There are relationships between singularities and time. Singularities in general, and quantum singularities in particular, are known by 24th century science even when stable to send out waves of temporal displacement that affects, among other things, delta-series radioisotopes. The USS Enterprise encountered temporal effects from a singularity in a black star in 2267. (TOS: "Tomorrow is Yesterday") Also, energy emitted by an exploding microscopic singularity can shift chroniton particles into a high state of temporal polarization and/or create "bubbles" in subspace. This latter result can cause temporal anomalies and was directly observed by the USS Defiant in 2371. (DS9: "Past Tense, Part I"). In 2371, the USS Voyager, while traveling in the Delta Quadrant, became trapped in a type-4 singularity. (VOY: "Parallax").
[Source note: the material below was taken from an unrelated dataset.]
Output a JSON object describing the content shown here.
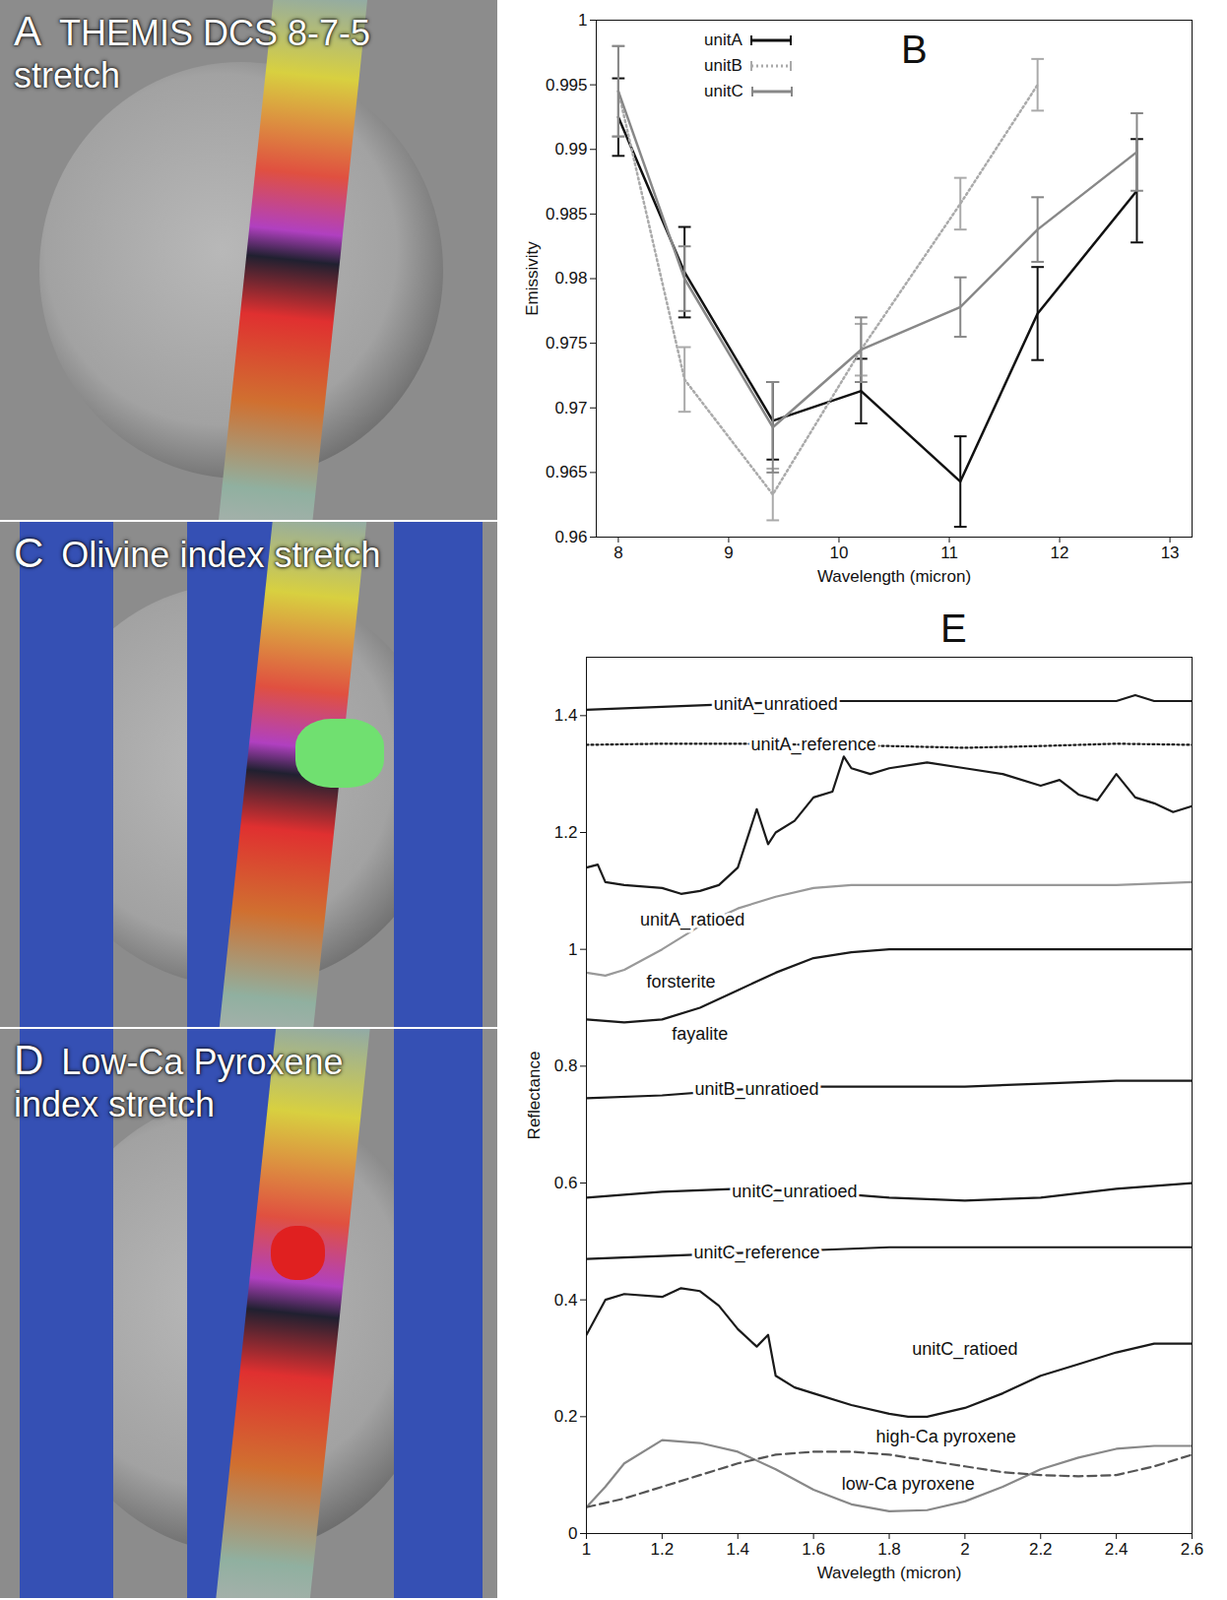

Singularities can be detected by the effect they have on local gravimetric field signatures nearby (although they can be buried so far down in subspace layers that they cannot be detected in that way), and/or by using tetryon emissions as a guide.One example of the use of a singularity was demonstrated in 2373. The Borg, Species 8472, and the USS Voyager were all able to travel between the fluidic space dimension and our dimension via artificially created quantum singularities. (VOY: "Scorpion", "Scorpion, Part II").

The term quantum singularity used in Star Trek actually resembles what the real scientific calls a gravitational singularity - massive, localized distortions of space and time. A gravitational singularity (sometimes spacetime singularity) is, approximately, a place where quantities which are used to measure the gravitational field become infinite. Such quantities include the curvature of spacetime or the density of matter. More accurately, a spacetime with a singularity contains geodesics ("straight lines" to curved spacetime) which cannot be completed in a smooth manner. The limit of such a geodesic is the singularity.
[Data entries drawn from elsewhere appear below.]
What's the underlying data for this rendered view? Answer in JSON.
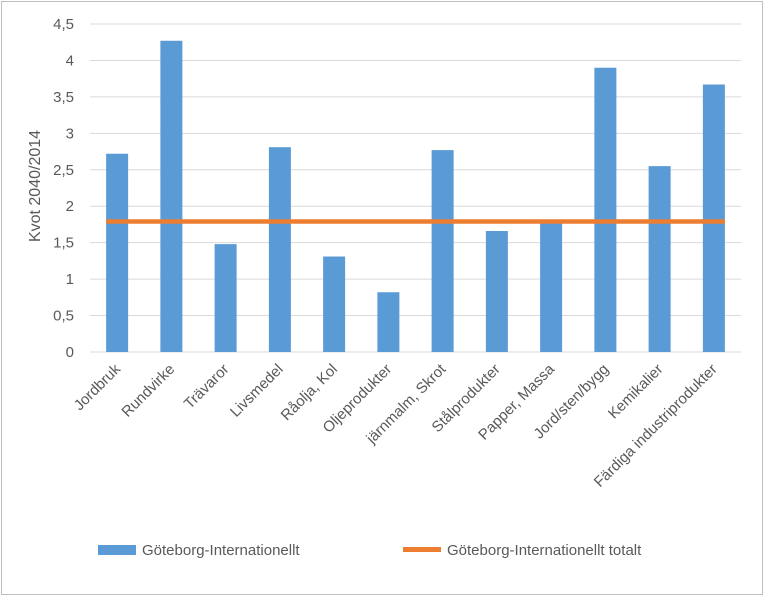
{
  "chart_data": {
    "type": "bar",
    "title": "",
    "xlabel": "",
    "ylabel": "Kvot 2040/2014",
    "ylim": [
      0,
      4.5
    ],
    "yticks": [
      "0",
      "0,5",
      "1",
      "1,5",
      "2",
      "2,5",
      "3",
      "3,5",
      "4",
      "4,5"
    ],
    "grid": true,
    "legend_position": "bottom",
    "categories": [
      "Jordbruk",
      "Rundvirke",
      "Trävaror",
      "Livsmedel",
      "Råolja, Kol",
      "Oljeprodukter",
      "järnmalm, Skrot",
      "Stålprodukter",
      "Papper, Massa",
      "Jord/sten/bygg",
      "Kemikalier",
      "Färdiga industriprodukter"
    ],
    "series": [
      {
        "name": "Göteborg-Internationellt",
        "type": "bar",
        "color": "#5B9BD5",
        "values": [
          2.72,
          4.27,
          1.48,
          2.81,
          1.31,
          0.82,
          2.77,
          1.66,
          1.78,
          3.9,
          2.55,
          3.67
        ]
      },
      {
        "name": "Göteborg-Internationellt totalt",
        "type": "line",
        "color": "#ED7D31",
        "value": 1.79
      }
    ]
  }
}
The two most important types of spacetime singularities are curvature singularities and conical singularities. Singularities can also be divided according to whether they are covered by an event horizon or not (naked singularities). According to general relativity, the initial state of the universe, at the beginning of the Big Bang, was a singularity. Another type of singularity predicted by general relativity is inside a black hole: any star collapsing beyond a certain point would form a black hole, inside which a singularity (covered by an event horizon) would be formed, as all the matter would flow into a certain point (or a circular line, if the black hole is rotating). These singularities are also known as curvature singularities.